We acknowledge some limitations in this systematic review, including selection bias since our search algorithm included only publications specifically reporting patients with CNS and PNS involvement. Valuable articles with general descriptions of COVID-19 but not explicitly focused on neurological involvement might contain a significant number of patients with neurological manifestations. Besides, most of the scientific evidence available so far originates in observational and descriptive studies. Although we found a significant number of patients with COVID-19 with neurological manifestations, only a small proportion reported neuroimaging, CSF, electrophysiology, and neuropathology findings. This fact might be related to the scarce but ongoing knowledge generated in scientific publications worldwide as the pandemic progresses.
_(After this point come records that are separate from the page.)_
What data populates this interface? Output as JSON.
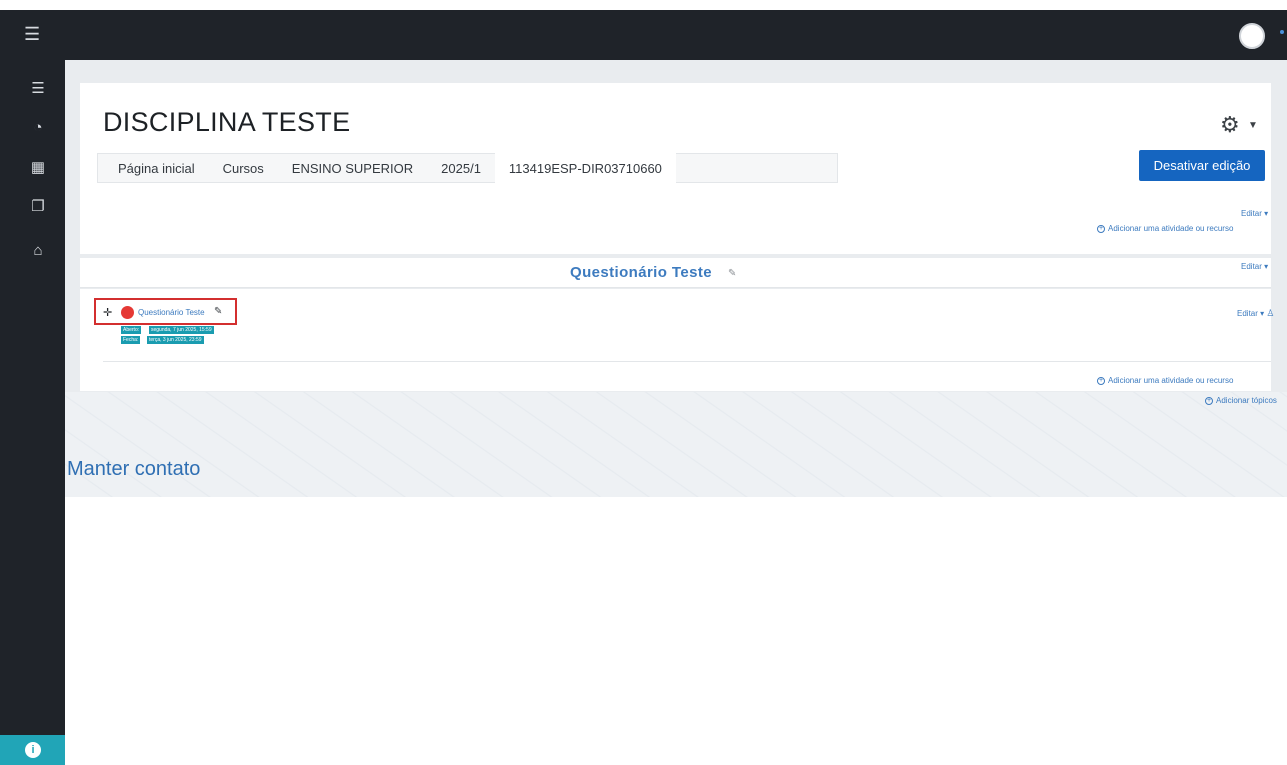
{
  "topbar": {
    "menu_icon": "hamburger-icon",
    "avatar_icon": "user-avatar-icon"
  },
  "sidebar": {
    "items": [
      {
        "icon": "list-icon",
        "glyph": "☰"
      },
      {
        "icon": "dashboard-icon",
        "glyph": "◔"
      },
      {
        "icon": "calendar-icon",
        "glyph": "▦"
      },
      {
        "icon": "files-icon",
        "glyph": "❐"
      },
      {
        "icon": "graduation-cap-icon",
        "glyph": "⌂"
      }
    ],
    "bottom_icon": "accessibility-icon"
  },
  "page": {
    "title": "DISCIPLINA TESTE",
    "settings_icon": "gear-icon",
    "edit_toggle_label": "Desativar edição"
  },
  "breadcrumb": {
    "items": [
      "Página inicial",
      "Cursos",
      "ENSINO SUPERIOR",
      "2025/1",
      "113419ESP-DIR03710660"
    ]
  },
  "section0": {
    "edit_label": "Editar ▾",
    "add_activity_label": "Adicionar uma atividade ou recurso"
  },
  "section1": {
    "title": "Questionário Teste",
    "edit_label": "Editar ▾",
    "activity": {
      "name": "Questionário Teste",
      "opens_label": "Aberto:",
      "opens_date": "segunda, 7 jun 2025, 15:59",
      "closes_label": "Fecha:",
      "closes_date": "terça, 3 jun 2025, 23:59",
      "edit_label": "Editar ▾"
    },
    "add_activity_label": "Adicionar uma atividade ou recurso",
    "add_topics_label": "Adicionar tópicos"
  },
  "footer": {
    "contact_title": "Manter contato"
  },
  "colors": {
    "primary": "#1565c0",
    "sidebar": "#1f2329",
    "link": "#3d7bbf",
    "accent_teal": "#21a5b7",
    "highlight_red": "#d32f2f"
  }
}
International collaborative efforts and exhaustive neurological registries will enhance the translational knowledge of COVID-19’s CNS and PNS involvement and generate therapeutic decision-making strategies [111, 112].

Conclusions

This systematic review presents a comprehensive overview of the scientific literature regarding the central and peripheral nervous system’s involvement by COVID-19 and the diverse manifestations in terms of clinical and paraclinical findings. Our synthesis process led to a categorical analysis of the CNS and PNS involvement for all patients included and provided a comprehensive explanation of the reported pathophysiological mechanisms for which SARS-CoV-2 infection may cause neurological impairment. There is a need to conduct prospective cohort studies to analyze the mid and long-term consequences of the CNS and PNS involvement by COVID-19 and randomized clinical trials assessing the efficacy of treatments targeting the neurological compromise by this devastating condition.